Marini ha detto che «sto per terminare la mia esperienza giudiziaria e, per
inciso, anche la mia esperienza di vita, essendo stato colpito dal cancro che mi
sta divorando giorno per giorno». E pero, sulla moto «non mollo», ha detto
annunciando di avere presentato un atto di opposizione al tribunale di Roma, che
deve valutare la richiesta di archiviazione della inchiesta giudiziaria nata
dalle dichiarazioni di Enrico Rossi, ex poliziotto della Digos di Torino,
chiedendo che le indagini non si fermino: «Se anche devo fare una cosa da solo
la faccio per quel che posso, perché ci sono elementi su cui indagare».

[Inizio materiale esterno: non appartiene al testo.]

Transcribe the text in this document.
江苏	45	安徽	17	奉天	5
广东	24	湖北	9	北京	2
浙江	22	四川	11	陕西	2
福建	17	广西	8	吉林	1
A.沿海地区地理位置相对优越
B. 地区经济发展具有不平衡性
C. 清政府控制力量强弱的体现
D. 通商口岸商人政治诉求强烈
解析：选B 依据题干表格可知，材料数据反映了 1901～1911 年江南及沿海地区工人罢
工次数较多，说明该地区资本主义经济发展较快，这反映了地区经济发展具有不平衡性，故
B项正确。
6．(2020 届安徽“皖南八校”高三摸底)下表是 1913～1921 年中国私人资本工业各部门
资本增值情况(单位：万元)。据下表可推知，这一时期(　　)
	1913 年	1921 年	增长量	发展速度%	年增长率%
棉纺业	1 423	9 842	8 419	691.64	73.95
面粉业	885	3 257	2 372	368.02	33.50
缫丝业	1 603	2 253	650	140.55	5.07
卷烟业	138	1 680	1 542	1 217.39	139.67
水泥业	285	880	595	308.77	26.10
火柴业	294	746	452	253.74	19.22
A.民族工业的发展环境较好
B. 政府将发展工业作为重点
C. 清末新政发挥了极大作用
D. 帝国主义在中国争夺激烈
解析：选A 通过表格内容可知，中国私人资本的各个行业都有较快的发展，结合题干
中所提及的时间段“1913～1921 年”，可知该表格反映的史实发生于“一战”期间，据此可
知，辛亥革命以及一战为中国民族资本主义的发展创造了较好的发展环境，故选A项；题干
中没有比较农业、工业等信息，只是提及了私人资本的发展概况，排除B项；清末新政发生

Marini, in pratica, si è opposto a una richiesta avanzata pochi mesi fa dal
predecessore, Luigi Ciampoli, che aveva avocato l’inchiesta sulla Honda di via
Fani, nata da un’inchiesta giornalistica: «Il fatto è che ci sono nuove
emergenze processuali che giustificano l’esigenza di approfondire un capitolo
che rappresenta uno dei misteri di via Fani».
Marini ha spiegato che, «messi da parte l’orgoglio ferito e l’umiliazione
subìta a seguito dell’inopinata estromissione dalle indagini dopo l’avocazione
avvenuta a mia insaputa», ha deciso, visto che alcune istanze presentate dalle
parti offese richiedevano ulteriori indagini e accertamenti, «di tornare a
occuparmi del caso al fine di contribuire con tutte le mie forze alla ricerca
della verità».
Redazione (5 marzo 2015, Il Secolo XIX)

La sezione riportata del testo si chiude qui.